Photograph showing Russian soldiers operating a rocket launcher, Berlin
The final advance, May 1945 ©
Meanwhile, Zukhov's and Konev's troops were punching their way into the German capital, sometimes accidentally firing at each other in their bid to win the race for Berlin. Ironically, the Soviets' use of tanks in the street fighting was not dissimilar to the tactics used so disastrously by the Germans in Stalingrad. Soviet T-34s were highly vulnerable to the Panzerfaust, the German bazooka, fired by soldiers hiding in destroyed buildings. It meant further unnecessary losses for the Red Army. But the 90,000 German defenders - mainly old people or members of the Hitler Youth - stood little chance against more than a million Red Army troops.

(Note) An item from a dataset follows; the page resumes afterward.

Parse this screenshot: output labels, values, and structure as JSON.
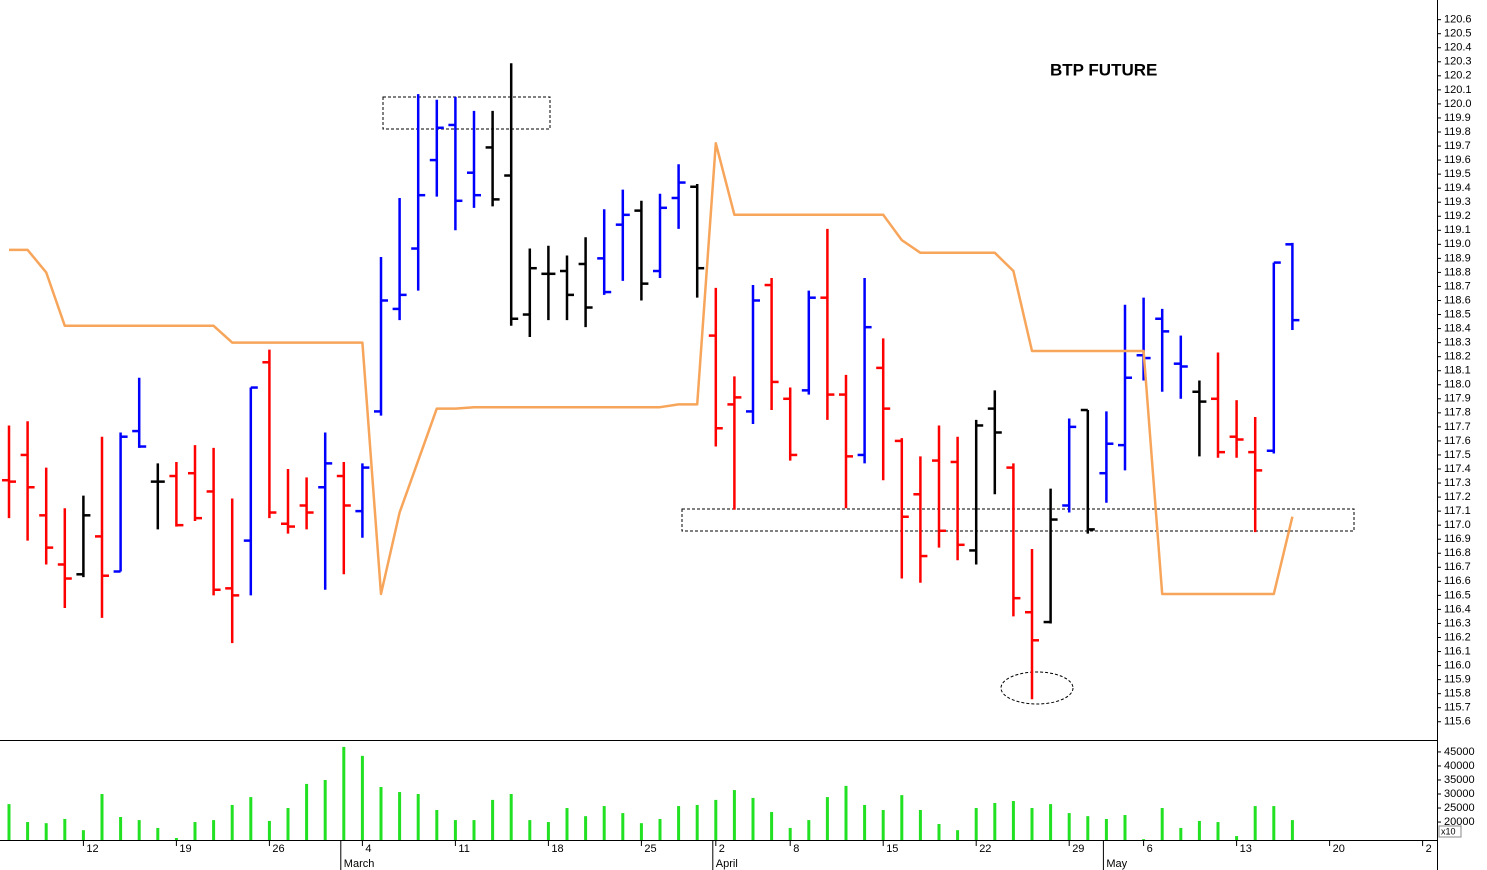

Already, the civilian population was bearing the brunt of the Red Army's revenge. Though the first wave of Soviet troops was generally considered to be disciplined, it was the second that indulged in orgies of rape and violence, fuelled by large stocks of alcohol found in the city.

'... up to two million German women were raped during the last six months of World War Two ...'

Based on contemporary hospital reports and on surging abortion rates in the following months, it is estimated that up to two million German women were raped during the last six months of World War Two, around 100,000 of them in Berlin. One woman remembered hiding in the loft of her apartment block, ready to jump out of the window if she was detected, whilst her best friend was being gang raped by Soviet soldiers in the apartment below.

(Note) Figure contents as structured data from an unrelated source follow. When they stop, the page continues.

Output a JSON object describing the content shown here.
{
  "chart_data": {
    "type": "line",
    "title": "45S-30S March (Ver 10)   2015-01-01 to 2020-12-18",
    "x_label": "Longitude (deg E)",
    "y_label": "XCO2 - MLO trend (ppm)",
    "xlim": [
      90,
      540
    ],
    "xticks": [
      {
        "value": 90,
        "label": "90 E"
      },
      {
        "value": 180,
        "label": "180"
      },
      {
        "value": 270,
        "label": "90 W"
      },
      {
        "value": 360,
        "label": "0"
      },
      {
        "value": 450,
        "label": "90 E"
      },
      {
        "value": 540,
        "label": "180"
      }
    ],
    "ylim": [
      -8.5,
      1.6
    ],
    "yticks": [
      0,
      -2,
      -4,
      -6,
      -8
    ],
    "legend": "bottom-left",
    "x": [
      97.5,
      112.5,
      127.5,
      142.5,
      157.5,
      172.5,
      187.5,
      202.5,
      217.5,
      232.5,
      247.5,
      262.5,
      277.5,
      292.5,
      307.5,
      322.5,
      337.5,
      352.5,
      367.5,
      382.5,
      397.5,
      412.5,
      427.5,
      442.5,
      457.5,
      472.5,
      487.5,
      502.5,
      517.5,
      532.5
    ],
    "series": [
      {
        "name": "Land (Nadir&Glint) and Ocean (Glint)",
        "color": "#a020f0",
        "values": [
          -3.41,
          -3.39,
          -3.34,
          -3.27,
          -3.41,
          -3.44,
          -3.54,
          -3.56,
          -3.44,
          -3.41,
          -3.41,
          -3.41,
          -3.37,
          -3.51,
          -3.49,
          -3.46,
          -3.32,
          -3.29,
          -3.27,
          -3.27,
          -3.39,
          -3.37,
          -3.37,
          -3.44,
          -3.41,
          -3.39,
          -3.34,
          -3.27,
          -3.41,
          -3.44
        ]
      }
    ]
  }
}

The authorities in Moscow traditionally deny German allegations of mass rape at the end of the war. But during his research, Beevor discovered internal Red Army documents that prove that the Soviet High Command was well aware that some of their soldiers were running out of control. Even more shocking is Beevor's discovery in the Red Army files that Red Army troops also raped Russian women after their release from Nazi slave labour camps in Germany.